According to Jim Jaffee, the Solana Beach ruling could have a significant impact in several other places. These include Surfers Point and the California Street area in Ventura. This area has been starved of sand since the Matilja dam was constructed decades ago. Should Ventura be restricted from armoring its shoreline, the push to tear down the now completely silted up Matilja might strongly increase.

Various Views of Pleasure Point. Thanks to Surfrider.
There is also an effort to armor much of the length of Cliff Drive
in the Pleasure Point area of Santa Cruz. In some parts of this legendary
stretch of pointbreak, the ocean is badly eating away at the base of
the cliffs. Now planners would have to look at how to get more sand
to Santa Cruz, through either pumping or somehow getting more of into
area rivers -- or they'll just put up more seawalls.
In Pacifica, which has huge problems with bluff erosion, the ruling could speed up efforts to simply get homes off the bluffs. In some parts of Pacifica, homes have simply been condemned, in others, the shores have been armored -- particularly with rip-rap boulders. Interestingly, in Pacifica, in some areas, if armor is built, then homeowners have to buy other land, and set it aside as a park. Why would Pacifica do this? Because in a very real sense, shoreline armoring represents a "taking" of a public property. You dump rocks along the shore, that reduces or eliminates the beach.

Pacifica
Coastal Erosion.
And that is what's at the heart of this issue. Public versus private property. It's a thorny debate that California, with 86 percent of its shoreline actively eroding, will increasingly have to deal with.
What will this ruling mean for Solana and even nearby Encinitas in the near term? According to Jim Jaffee, it means that the city will actually have to take a look at ideas like "managed retreat" and getting more sand onto the beach through pumping or getting more into rivers where it can flow downstream. "Now we think they're going to have to study alternatives and mitigation measures a little bit harder," says Jaffee, "rather than just building walls along the beaches."

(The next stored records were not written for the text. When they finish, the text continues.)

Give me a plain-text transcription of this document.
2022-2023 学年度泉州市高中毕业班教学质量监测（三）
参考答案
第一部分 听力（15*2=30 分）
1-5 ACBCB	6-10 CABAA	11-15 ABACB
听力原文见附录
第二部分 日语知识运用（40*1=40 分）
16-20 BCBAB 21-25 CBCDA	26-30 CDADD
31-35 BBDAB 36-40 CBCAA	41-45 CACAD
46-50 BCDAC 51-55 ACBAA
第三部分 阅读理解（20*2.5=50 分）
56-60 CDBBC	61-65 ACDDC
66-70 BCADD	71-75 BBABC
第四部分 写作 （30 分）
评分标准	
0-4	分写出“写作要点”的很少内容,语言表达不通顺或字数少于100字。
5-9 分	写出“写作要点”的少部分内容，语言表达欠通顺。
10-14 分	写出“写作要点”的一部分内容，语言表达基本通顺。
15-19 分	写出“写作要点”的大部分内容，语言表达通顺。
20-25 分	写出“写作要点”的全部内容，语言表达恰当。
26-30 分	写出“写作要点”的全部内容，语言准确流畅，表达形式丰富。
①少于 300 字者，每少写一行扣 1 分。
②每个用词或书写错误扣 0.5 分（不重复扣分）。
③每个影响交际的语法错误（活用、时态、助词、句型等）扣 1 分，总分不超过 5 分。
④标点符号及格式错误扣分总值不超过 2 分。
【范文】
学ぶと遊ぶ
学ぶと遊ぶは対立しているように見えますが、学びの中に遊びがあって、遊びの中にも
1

According to Surfrider's Chad Nelson, Surfrider is working with a number of other state agencies to come up with California's first comprehensive beach plan in 23 years. The plan will look at seawalls and other negative threats to the beach, and try to find large scale ways to solve them, rather than through piecemeal, local approaches like seawalls. "We've got to move the process forward," says Nelson, "and solve these problems comprehensively, rather than one seawall at a time."
READER COMMENTS
Sat Jul25, 2009, 6:35 PM
Right on, Surfrider!!! we need to get rid of matilija dam, let the water flow, let the steelhead spawn upriver again, etc. etc....the only negatory thing is whether the cities will uphold any promise to re-imburse sad homeowners who's homes get eaten, something the government is notorious for cheating at (eminent domain contoversies abound- check out chavez ravine, the town destroyed when they built Dodger stadium...)
Sun Sep27, 2009, 10:21 PM
I live in Solana Beach and think that planned retreat is a lame idea. The amount of sand created by bluffs is insignificant and they keep collapsing and killing people!! Dams are the problems and the solution is dredge and import more sand. Planned retreat is just dumb.